2014 Dayton Literary Peace Prize — Nonfiction Runner Up
The complex histories and memories of Jewish and Palestinian Israelis today frame Israel’s future possibilities for peace.
1948: As Jewish refugees, survivors of the Holocaust, struggle toward the new State of Israel, Arab refugees are fleeing, many under duress. Sixty years later, the memory of trauma has shaped both peoples’ collective understanding of who they are.
After a war, the victors write history. How was the story of the exiled Palestinians erased – from textbooks, maps, even the land? How do Jewish and Palestinian Israelis now engage with the histories of the Palestinian Nakba ("Catastrophe") and the Holocaust, and how do these echo through the political and physical landscapes of their country?
Vividly narrated, with extensive original interview material, Contested Land, Contested Memory examines how these tangled histories of suffering inform Jewish and Palestinian-Israeli lives today, and frame Israel’s possibilities for peace.

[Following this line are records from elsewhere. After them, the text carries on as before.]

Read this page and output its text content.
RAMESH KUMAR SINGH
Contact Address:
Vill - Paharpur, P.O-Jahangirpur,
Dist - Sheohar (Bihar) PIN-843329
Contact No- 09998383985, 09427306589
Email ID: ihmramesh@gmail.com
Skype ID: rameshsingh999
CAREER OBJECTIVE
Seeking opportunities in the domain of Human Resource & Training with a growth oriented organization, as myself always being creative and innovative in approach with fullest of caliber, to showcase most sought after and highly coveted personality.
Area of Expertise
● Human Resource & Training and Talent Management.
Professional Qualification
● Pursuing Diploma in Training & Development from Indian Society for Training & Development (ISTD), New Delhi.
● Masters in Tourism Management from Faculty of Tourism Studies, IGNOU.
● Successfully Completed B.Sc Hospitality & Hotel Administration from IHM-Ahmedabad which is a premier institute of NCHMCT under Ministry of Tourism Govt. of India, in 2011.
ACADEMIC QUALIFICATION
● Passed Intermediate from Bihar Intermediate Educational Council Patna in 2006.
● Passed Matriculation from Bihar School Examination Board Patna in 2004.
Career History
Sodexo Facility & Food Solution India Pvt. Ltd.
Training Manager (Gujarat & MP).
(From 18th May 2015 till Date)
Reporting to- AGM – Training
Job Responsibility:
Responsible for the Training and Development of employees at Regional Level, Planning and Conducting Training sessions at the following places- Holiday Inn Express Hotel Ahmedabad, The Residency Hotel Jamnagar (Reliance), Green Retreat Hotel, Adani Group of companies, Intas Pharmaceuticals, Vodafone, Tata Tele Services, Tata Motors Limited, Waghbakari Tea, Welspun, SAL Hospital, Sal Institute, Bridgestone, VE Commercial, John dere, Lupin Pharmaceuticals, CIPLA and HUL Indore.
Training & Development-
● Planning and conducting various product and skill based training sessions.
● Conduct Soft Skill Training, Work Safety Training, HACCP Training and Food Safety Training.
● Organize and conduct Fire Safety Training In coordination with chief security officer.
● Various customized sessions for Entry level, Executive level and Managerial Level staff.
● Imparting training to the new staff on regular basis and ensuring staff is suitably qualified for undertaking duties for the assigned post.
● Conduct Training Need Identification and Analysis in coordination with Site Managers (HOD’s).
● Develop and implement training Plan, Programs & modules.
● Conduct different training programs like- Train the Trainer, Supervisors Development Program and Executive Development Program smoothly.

Trained in her native England as a lawyer and anthropologist, Jo Roberts is now a freelance writer. For five years she was managing editor of the New York Catholic Worker newspaper, to which she frequently contributed. Her reportage from Israel and from the West Bank has appeared in Embassy, Canada’s foreign policy weekly. She lives in Toronto, Canada.
In this moving, lyrical, and very important book, with some of the bravest and most honest of Israelis and Palestinians as guides, Roberts offers readers an intimate, often searing tour of the country’s psychological landscape.

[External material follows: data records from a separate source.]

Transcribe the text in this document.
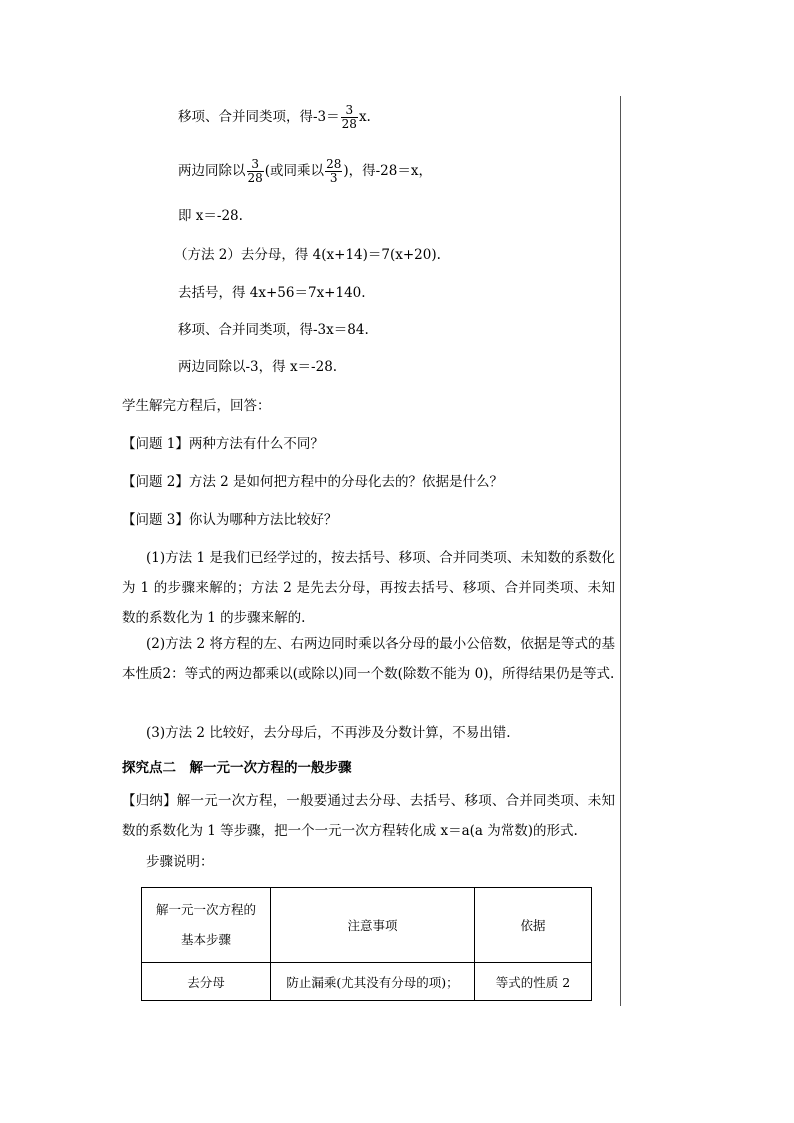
移项、合并同类项，得$-3= \frac{3}{28} x$.
两边同除以 $\frac{3}{28}$ (或同乘以 $\frac{28}{3}$ )，得-28＝x，
即 x＝-28.
（方法 2）去分母，得 4(x+14)＝7(x+20).
去括号，得 4x+56＝7x+140.
移项、合并同类项，得-3x＝84.
两边同除以-3，得 x＝-28.
学生解完方程后，回答：
【问题 1】两种方法有什么不同？
【问题 2】方法 2 是如何把方程中的分母化去的？依据是什么？
【问题 3】你认为哪种方法比较好？
(1)方法 1 是我们已经学过的，按去括号、移项、合并同类项、未知数的系数化为 1 的步骤来解的；方法 2 是先去分母，再按去括号、移项、合并同类项、未知数的系数化为 1 的步骤来解的.
(2)方法 2 将方程的左、右两边同时乘以各分母的最小公倍数，依据是等式的基本性质2：等式的两边都乘以(或除以)同一个数(除数不能为 0)，所得结果仍是等式.
(3)方法 2 比较好，去分母后，不再涉及分数计算，不易出错.
探究点二　解一元一次方程的一般步骤
【归纳】解一元一次方程，一般要通过去分母、去括号、移项、合并同类项、未知数的系数化为 1 等步骤，把一个一元一次方程转化成 x＝a(a 为常数)的形式.
步骤说明：
解一元一次方程的
基本步骤	注意事项	依据
去分母	防止漏乘(尤其没有分母的项)；	等式的性质 2
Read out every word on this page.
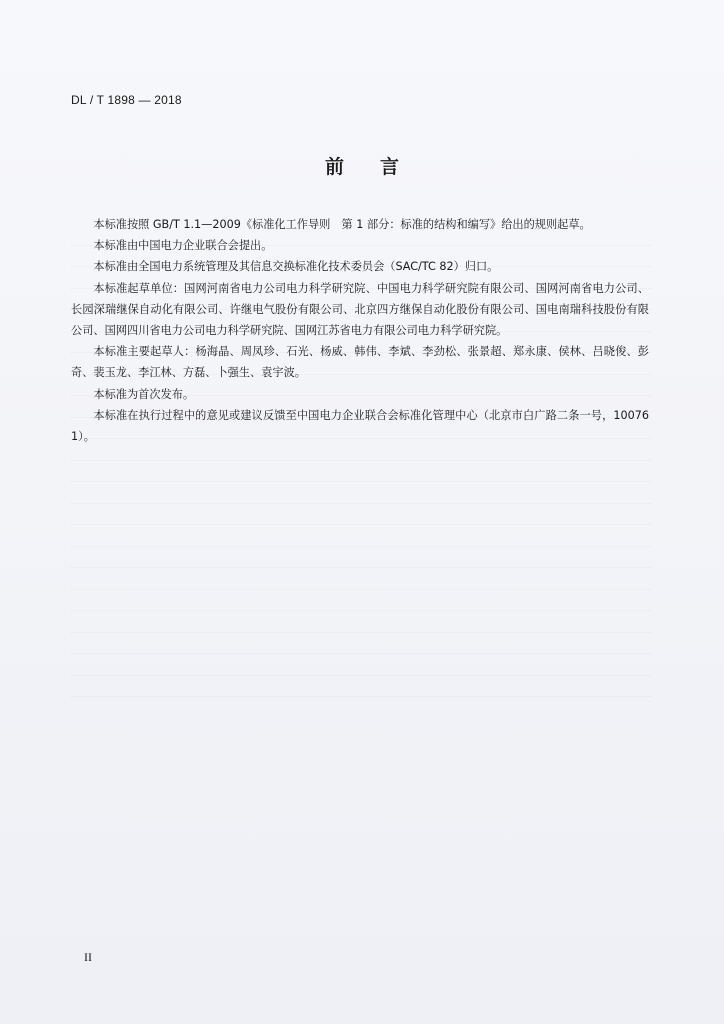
DL / T 1898 — 2018
前 言

本标准按照 GB/T 1.1—2009《标准化工作导则　第 1 部分：标准的结构和编写》给出的规则起草。

本标准由中国电力企业联合会提出。

本标准由全国电力系统管理及其信息交换标准化技术委员会（SAC/TC 82）归口。

本标准起草单位：国网河南省电力公司电力科学研究院、中国电力科学研究院有限公司、国网河南省电力公司、长园深瑞继保自动化有限公司、许继电气股份有限公司、北京四方继保自动化股份有限公司、国电南瑞科技股份有限公司、国网四川省电力公司电力科学研究院、国网江苏省电力有限公司电力科学研究院。

本标准主要起草人：杨海晶、周凤珍、石光、杨威、韩伟、李斌、李劲松、张景超、郑永康、侯林、吕晓俊、彭奇、裴玉龙、李江林、方磊、卜强生、袁宇波。

本标准为首次发布。

本标准在执行过程中的意见或建议反馈至中国电力企业联合会标准化管理中心（北京市白广路二条一号，100761）。

II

Roberts’s formal arguments have a lapidary quality that makes them appear nearly self-evident. I thought more than once, “I knew that. She’s got that just right, and I couldn’t say it better.”

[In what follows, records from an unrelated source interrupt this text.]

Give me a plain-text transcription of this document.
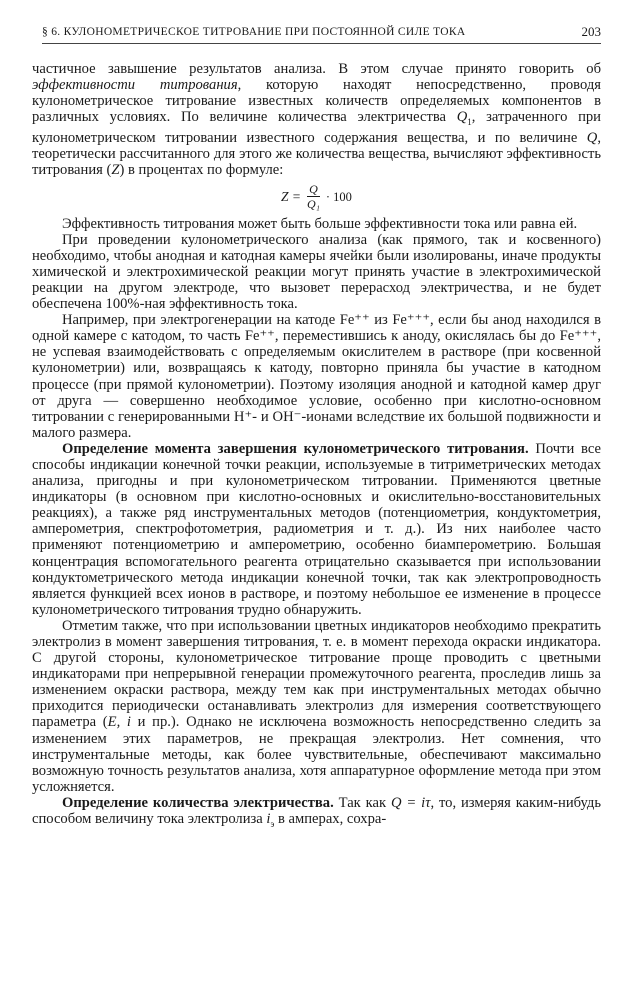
§ 6. КУЛОНОМЕТРИЧЕСКОЕ ТИТРОВАНИЕ ПРИ ПОСТОЯННОЙ СИЛЕ ТОКА	203

частичное завышение результатов анализа. В этом случае принято говорить об эффективности титрования, которую находят непосредственно, проводя кулонометрическое титрование известных количеств определяемых компонентов в различных условиях. По величине количества электричества $Q_1$, затраченного при кулонометрическом титровании известного содержания вещества, и по величине Q, теоретически рассчитанного для этого же количества вещества, вычисляют эффективность титрования (Z) в процентах по формуле:

$Z = \frac{Q}{\text{Q₁}} \cdot 100$

Эффективность титрования может быть больше эффективности тока или равна ей.

При проведении кулонометрического анализа (как прямого, так и косвенного) необходимо, чтобы анодная и катодная камеры ячейки были изолированы, иначе продукты химической и электрохимической реакции могут принять участие в электрохимической реакции на другом электроде, что вызовет перерасход электричества, и не будет обеспечена 100%-ная эффективность тока.

Например, при электрогенерации на катоде Fe⁺⁺ из Fe⁺⁺⁺, если бы анод находился в одной камере с катодом, то часть Fe⁺⁺, переместившись к аноду, окислялась бы до Fe⁺⁺⁺, не успевая взаимодействовать с определяемым окислителем в растворе (при косвенной кулонометрии) или, возвращаясь к катоду, повторно приняла бы участие в катодном процессе (при прямой кулонометрии). Поэтому изоляция анодной и катодной камер друг от друга — совершенно необходимое условие, особенно при кислотно-основном титровании с генерированными H⁺- и OH⁻-ионами вследствие их большой подвижности и малого размера.

Определение момента завершения кулонометрического титрования. Почти все способы индикации конечной точки реакции, используемые в титриметрических методах анализа, пригодны и при кулонометрическом титровании. Применяются цветные индикаторы (в основном при кислотно-основных и окислительно-восстановительных реакциях), а также ряд инструментальных методов (потенциометрия, кондуктометрия, амперометрия, спектрофотометрия, радиометрия и т. д.). Из них наиболее часто применяют потенциометрию и амперометрию, особенно биамперометрию. Большая концентрация вспомогательного реагента отрицательно сказывается при использовании кондуктометрического метода индикации конечной точки, так как электропроводность является функцией всех ионов в растворе, и поэтому небольшое ее изменение в процессе кулонометрического титрования трудно обнаружить.

Отметим также, что при использовании цветных индикаторов необходимо прекратить электролиз в момент завершения титрования, т. е. в момент перехода окраски индикатора. С другой стороны, кулонометрическое титрование проще проводить с цветными индикаторами при непрерывной генерации промежуточного реагента, проследив лишь за изменением окраски раствора, между тем как при инструментальных методах обычно приходится периодически останавливать электролиз для измерения соответствующего параметра (E, i и пр.). Однако не исключена возможность непосредственно следить за изменением этих параметров, не прекращая электролиз. Нет сомнения, что инструментальные методы, как более чувствительные, обеспечивают максимально возможную точность результатов анализа, хотя аппаратурное оформление метода при этом усложняется.

Определение количества электричества. Так как Q = iτ, то, измеряя каким-нибудь способом величину тока электролиза $i_э$ в амперах, сохра-
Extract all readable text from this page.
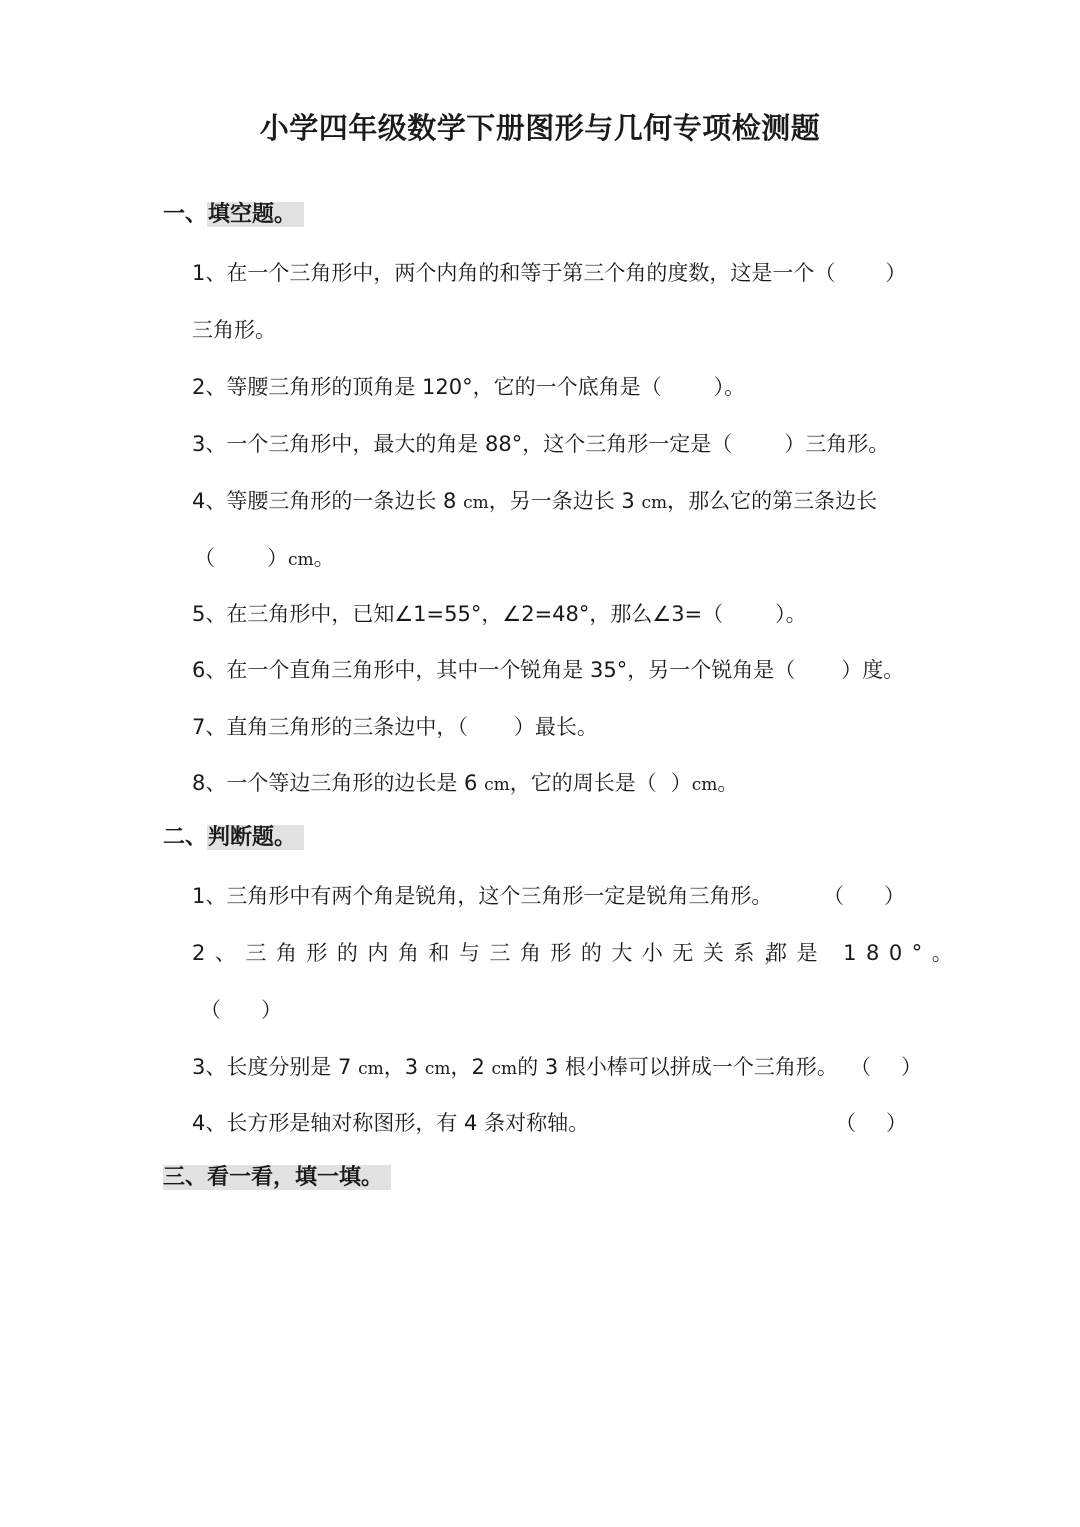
小学四年级数学下册图形与几何专项检测题
一、填空题。
1、在一个三角形中，两个内角的和等于第三个角的度数，这是一个（ ）
三角形。
2、等腰三角形的顶角是 120°，它的一个底角是（ ）。
3、一个三角形中，最大的角是 88°，这个三角形一定是（ ）三角形。
4、等腰三角形的一条边长 8 cm，另一条边长 3 cm，那么它的第三条边长
（ ）cm。
5、在三角形中，已知∠1=55°，∠2=48°，那么∠3=（ ）。
6、在一个直角三角形中，其中一个锐角是 35°，另一个锐角是（ ）度。
7、直角三角形的三条边中，（ ）最长。
8、一个等边三角形的边长是 6 cm，它的周长是（ ）cm。
二、判断题。
1、三角形中有两个角是锐角，这个三角形一定是锐角三角形。 （ ）
2、三角形的内角和与三角形的大小无关系，
都是 180°。
（ ）
3、长度分别是 7 cm，3 cm，2 cm的 3 根小棒可以拼成一个三角形。 （ ）
4、长方形是轴对称图形，有 4 条对称轴。	（ ）
三、看一看，填一填。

This compelling and compassionate book offers fresh insight into how these divergent histories reverberate in Israel today, examining how selective memories of suffering that exclude the ‘other’ impede reconciliation and a just peace.
The author significantly contributes to the historiography of 1948, particularly in her presentation of the lesser-known experiences of displaced Palestinians who remained in what became Israel after the war.
Contested Land, Contested Memory is a work that disinters Israel’s buried history concealed in the collective psyche that ignores the past. It also shatters the assumed periodization of this conflict as originating in 1967 and highlights instead how the 1948 war and a Zionist ideology of ethnic nationalism contributed to this conflict.
[A] beautifully written book … Jo Roberts captures the voices of Jewish and Palestinian Israelis in all their diversity, pain, and eloquence.
. . . Roberts provides an engaging introduction to the significance of collective memory in Israeli and Palestinian education, geography, and law. What results is a diverse anthology of the ways these divergent memories affect the current culture and conflict.
A short review such as this cannot do justice to a book which narrates in rich detail the history of the Jews in Europe leading to the founding of the State of Israel and its impact on the local population of Palestine. The discussion of identity, statehood and the role of narrative give a context for the sources of the conflicts and their continuation.
[T]his nuanced, empathic, and knowledgeable book is an important read for supporters of [both Israelis and Palestinians], and for people seeking a book through which to enter the charged field of the Israeli-Palestinian conflict.
Writers have used collective memory to explore the history of groups besides Israelis and Palestinians, but Contested Land, Contested Memory distinguishes itself on several counts. First, Roberts' fine writing makes the discourse of collective memory more accessible than many other books do. And because the catastrophes that concern her happened fairly recently, Roberts is able to use the memories of actual Palestinian and Jewish Israelis to frame her subject matter.
This remarkable book is, to my knowledge, the first detailed analysis of the oppression inflicted upon the Palestinians by the Israeli government … that has been welcomed by Jewish organizations and prominent Jewish scholars.
Roberts does a masterful job of presenting all perspectives in their proper context.
[Roberts’s] writing has academic credibility and personal appeal. If that sounds unlikely, it is. Only a writer as good as Roberts could make it work—but work it does, as it proceeds to unravel Israel’s paradoxical political identity.